Water Resources Roughly 75% of the earth’s surface is covered with water. Total volume of water available on the earth is 1400 Mkm3. But only 0.15% of the world’s water is useful for beneficial purposes like domestic, agricultural and industrial needs. This usable water is not equitably distributed among the countries and among the various regions in a country. In many regions water is a scarce resource.

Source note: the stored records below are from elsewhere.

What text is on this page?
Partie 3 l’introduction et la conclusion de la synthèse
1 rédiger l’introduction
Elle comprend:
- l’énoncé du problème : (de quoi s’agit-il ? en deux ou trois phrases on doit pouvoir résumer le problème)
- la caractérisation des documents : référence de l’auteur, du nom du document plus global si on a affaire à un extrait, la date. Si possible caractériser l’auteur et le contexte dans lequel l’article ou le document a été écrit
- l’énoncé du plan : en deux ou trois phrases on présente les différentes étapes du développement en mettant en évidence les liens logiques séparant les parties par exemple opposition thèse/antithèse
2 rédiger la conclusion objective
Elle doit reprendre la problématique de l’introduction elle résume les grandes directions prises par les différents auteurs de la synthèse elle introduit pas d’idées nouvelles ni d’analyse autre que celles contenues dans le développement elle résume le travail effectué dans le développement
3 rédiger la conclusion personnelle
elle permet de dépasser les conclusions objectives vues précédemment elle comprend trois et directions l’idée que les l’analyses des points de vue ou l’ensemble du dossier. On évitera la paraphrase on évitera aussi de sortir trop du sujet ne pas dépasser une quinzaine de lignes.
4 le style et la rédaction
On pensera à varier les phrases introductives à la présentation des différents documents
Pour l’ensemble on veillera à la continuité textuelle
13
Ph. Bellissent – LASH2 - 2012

Objectives of Water Supply Projects

The objectives of water supply projects are to supply to the people

  • SAFE water, i.e., the water free from disease producing pathogens; such as harmful bacteria, virus, and parasites.
  • CLEAN water, i.e., the water free from excessive concentration of harmful chemical substances,
  • ADEQUATE quantity of water to meet the basic needs and the other requirements of the people,
  • at CONVENIENT points, preferably through house service connection, and
  • at ECONOMIC costs.



The Hydrologic Cycle
The Hydrologic Cycle

The Above Figure illustrates the hydrologic cycle. When gets heated by sun water from oceans, lakes rivers, etc., water evaporates to become water vapour, which passes into atmosphere where it forms clouds. Plants are also contributing significant quantities of vapour by evapo-transpiration. The water vapour eventually condenses, falling as rain or snow, often at a considerable distance away from the point of evaporation. Some quantity of rainfall percolates into the ground and stored in the pores of the substrata as groundwater. The remaining quantity runs along the slopes of the ground surface as rivers and streams and finally joins the oceans. The continuing process of evaporation, vapourization, condensation, and precipitatio moves water between the five portions of the hydrologic cycle: Oceans; the water vapour in the atmosphere (clouds); snow fall or rainfall; groundwater; and surface water in lakes and streams. Water vapour can travel long distance before it condenses. The hydrologic cycle is a natural water treatment and recycling process. The cycle is continuous one and so water is a renewable resource. This cycle is fundamental to terrestrial life, since without fresh water life on the earth would not exist.


Surface water is that water that is open to the atmosphere and results from overland flow. It is also said to be the result of surface runoff. Surface water is found flowing or standing on the surface such as streams, rivers, ponds, lakes and reservoirs. The water from these sources after purification could be used for water supplies.

The important surface water sources are:

  • Natural lakes and ponds,
  • Streams and rivers, and
  • Artificially made Impounding reservoirs.

The quality and quantity of water depends on a combination of climatic and geological factors. The recent pattern of rainfall, for example, is less important in enclosed water bodies such as lakes and reservoirs where water is collected over a long period and stored; However in rivers and streams where the water is in a dynamic state of constant movement, the volume of water is dependent on the pattern of rain fall.